Three years before, Anna had moved to Spokane to get away from the searing memories of her time in San Francisco. Although we’d been in touch, we hadn’t seen her since.
Anna looked older now and more vulnerable. She was wearing a hooded raincoat, but the hood couldn’t hide the tears in her eyes. When we hugged, I felt her shivering.
I was afraid for her. Soon she would be testifying to the tribunal, telling them about Petrović’s crimes against her and her family in Djoba. She couldn’t tell them about San Francisco, but I knew full well how much she’d suffered when Petrović brutalized her yet again.
I couldn’t imagine how she’d gathered the courage to confront Petrović now.

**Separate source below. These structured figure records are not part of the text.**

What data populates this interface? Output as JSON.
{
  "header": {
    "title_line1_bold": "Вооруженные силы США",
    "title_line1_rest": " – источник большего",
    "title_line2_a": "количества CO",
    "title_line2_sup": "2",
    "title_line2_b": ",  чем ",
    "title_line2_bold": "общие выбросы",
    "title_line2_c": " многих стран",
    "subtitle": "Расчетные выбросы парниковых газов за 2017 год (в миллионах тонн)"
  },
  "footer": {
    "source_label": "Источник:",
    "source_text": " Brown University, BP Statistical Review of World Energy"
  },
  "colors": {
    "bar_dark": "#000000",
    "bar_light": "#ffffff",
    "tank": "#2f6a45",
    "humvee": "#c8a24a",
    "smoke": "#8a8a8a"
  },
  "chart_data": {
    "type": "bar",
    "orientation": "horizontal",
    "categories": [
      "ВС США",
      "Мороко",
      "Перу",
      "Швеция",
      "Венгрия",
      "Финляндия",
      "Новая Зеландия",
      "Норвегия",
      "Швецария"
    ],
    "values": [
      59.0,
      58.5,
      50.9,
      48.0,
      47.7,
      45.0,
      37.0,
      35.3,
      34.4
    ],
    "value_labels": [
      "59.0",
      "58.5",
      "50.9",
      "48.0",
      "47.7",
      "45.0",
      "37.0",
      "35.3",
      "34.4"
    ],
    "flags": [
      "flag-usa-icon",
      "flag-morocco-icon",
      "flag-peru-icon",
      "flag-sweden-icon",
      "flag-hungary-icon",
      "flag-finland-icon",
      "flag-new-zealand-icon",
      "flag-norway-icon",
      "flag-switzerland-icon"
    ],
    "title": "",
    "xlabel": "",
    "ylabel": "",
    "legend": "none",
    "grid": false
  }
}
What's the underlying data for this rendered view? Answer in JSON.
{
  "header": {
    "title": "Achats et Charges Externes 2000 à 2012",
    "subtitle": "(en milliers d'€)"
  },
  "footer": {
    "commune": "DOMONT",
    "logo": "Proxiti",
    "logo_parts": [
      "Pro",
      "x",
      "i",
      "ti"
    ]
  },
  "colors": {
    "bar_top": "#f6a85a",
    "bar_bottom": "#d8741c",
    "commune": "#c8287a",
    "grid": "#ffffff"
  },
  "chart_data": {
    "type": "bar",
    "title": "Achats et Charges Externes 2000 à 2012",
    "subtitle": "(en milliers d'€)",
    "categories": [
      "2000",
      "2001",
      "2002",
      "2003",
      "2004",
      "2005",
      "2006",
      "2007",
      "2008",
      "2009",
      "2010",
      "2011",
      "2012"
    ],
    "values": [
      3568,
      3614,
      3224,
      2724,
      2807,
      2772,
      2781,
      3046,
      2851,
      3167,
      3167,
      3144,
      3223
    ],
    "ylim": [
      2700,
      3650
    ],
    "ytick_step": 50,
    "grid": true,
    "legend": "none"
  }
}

Joe gripped her shoulders and said, “We’re with you, Anna.”
“I know. I’m glad.”
The doors to the courthouse slid open, and the crowd of reporters and survivors and onlookers rushed through the entrance into the main hall like a pack of wet dogs.
Ushers directed us, sending witnesses to the main courtroom, and spectators and the press to the gallery, an elevated viewing room separated from the courtroom by a wall of bulletproof glass. When we entered the observation room, I saw rows of theater-style seats rising toward the rear of the room, giving a high-bleachers view down on the court proceedings.
Joe and I sat in the fifth tier, where we had a full view of the courtroom. It was the size of a college lecture hall, high ceilinged and austere. The judges’ wood-paneled benches were centered on the wall opposite the glass barrier. Similar paneled benches, one for the defense, the other for the prosecution, were at right angles to the judges’ benches.
As we watched, Anna and her attorneys entered the main chamber. Anna had shed her coat. She was wearing a subtle plaid suit with a white blouse, and her chestnut hair was cut to shoulder length. There was no sign of the tears or the tremors I’d seen just a few minutes before. As I watched, she pulled her hair back behind her ears, plainly showing the burn scar on her face.
I clapped on my headphones and listened to the court officer’s speech regarding the proceedings and the rules of decorum. He spoke in English, but his speech was translated into any of six official languages at the touch of a switch.
He called the court to order, and we were asked to rise.
A hundred people in the gallery and another fifty in the courtroom got to their feet as the judges arrived through a side door. Nine men and women, wearing dark-blue robes with royal-blue trim and stiff white jabots at their throats, took their seats at the benches.